Book review: Anathem by Neal Stephenson

Anathem Anathem by Neal Stephenson

My review

rating: 5 of 5 stars

This is a hard review to write. Like all of Stephenson’s books, Anathem is a complex work that intertwines multiple themes. In my opinion this is Stephenson’s best work putting them together. He also manages a more complete and gradual ending, so those readers who like Stephenson’s style, but were frustrated by his endings might find this one easier to swallow.

The story takes place in a world like Earth, but one whose history is extremely different. They stand later on the timeline, but upheavals in their history have caused profound changes in the shape and type of progress they have made. At some point in the past, scientists and theoreticians were cloistered away to lead monk-like lives as the “avout.” The limits on their tools and procedures have caused major changes in the way new sciences develop and are disseminated.
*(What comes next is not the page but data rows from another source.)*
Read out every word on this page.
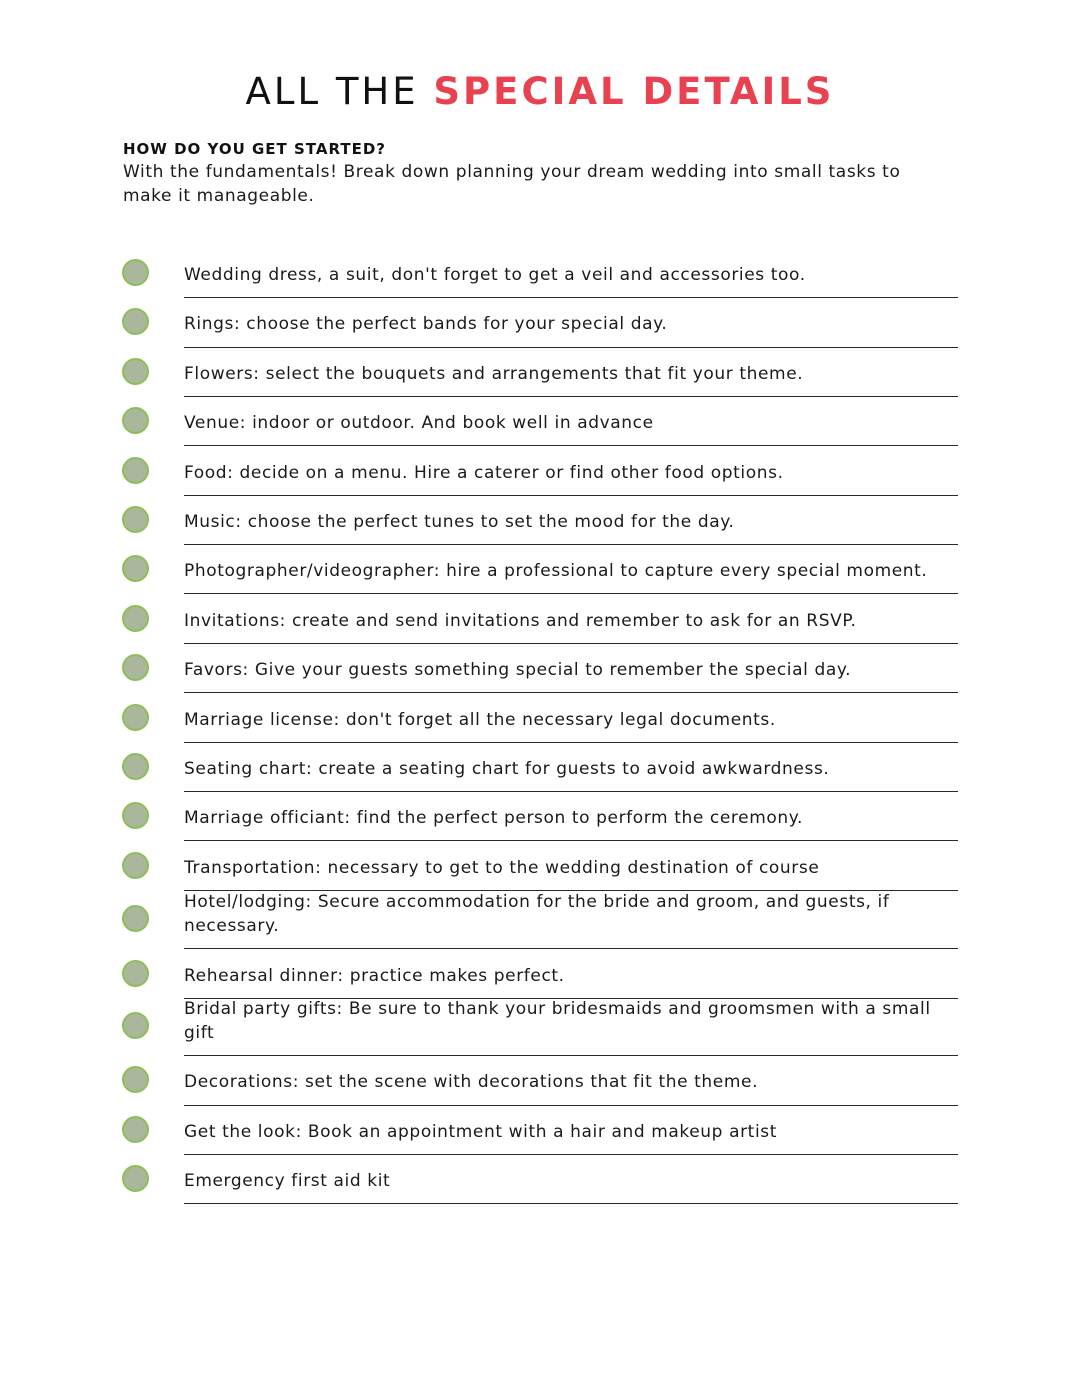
ALL THE SPECIAL DETAILS
HOW DO YOU GET STARTED?
With the fundamentals! Break down planning your dream wedding into small tasks to make it manageable.
Wedding dress, a suit, don't forget to get a veil and accessories too.
Rings: choose the perfect bands for your special day.
Flowers: select the bouquets and arrangements that fit your theme.
Venue: indoor or outdoor. And book well in advance
Food: decide on a menu. Hire a caterer or find other food options.
Music: choose the perfect tunes to set the mood for the day.
Photographer/videographer: hire a professional to capture every special moment.
Invitations: create and send invitations and remember to ask for an RSVP.
Favors: Give your guests something special to remember the special day.
Marriage license: don't forget all the necessary legal documents.
Seating chart: create a seating chart for guests to avoid awkwardness.
Marriage officiant: find the perfect person to perform the ceremony.
Transportation: necessary to get to the wedding destination of course
Hotel/lodging: Secure accommodation for the bride and groom, and guests, if necessary.
Rehearsal dinner: practice makes perfect.
Bridal party gifts: Be sure to thank your bridesmaids and groomsmen with a small gift
Decorations: set the scene with decorations that fit the theme.
Get the look: Book an appointment with a hair and makeup artist
Emergency first aid kit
Enter Fraa Erasmus. He’s a young student, nearing majority. The story follows him through his life at the Concent of Saunt Edhar for a time, giving us a feeling of what is normal for him, so we recognize it as things begin to change. The changes are wrought by strange news and behavior from within and without the cloistered community.

These changes, and where they take Fraa Erasmus and his fellows are complex, ambitious, and enjoyable, but I don’t want to give anything away.

A few other reviews I have read made mention of Stephenson’s invention of terms. Some like it, and some dislike it. Personally, I come down on the side of those that liked it. I am generally skeptical of changing words when there are perfectly good English words already. Stephenson faced an interesting challenge in Anathem, however. There were two major languages spoken by the main characters, and he had only one (English) in which to render them. The use of slightly different, but still recognizable word-forms served multiple purposes. For one thing, it allowed us to understand the strangeness of the common (Fluccish) language to the ears of the avout, who would not interact with it for years at a time. It also clearly illustrated both the similarities and differences between Arbre and our own Earth. Most of Stephenson’s new terms were clearly derived from an English word, suggesting a different process of coming to its modern form. The rest were clearly explained in the text.

I was deeply impressed by this book. The humor, science, adventure, romance, and politics were all well written and engrossing.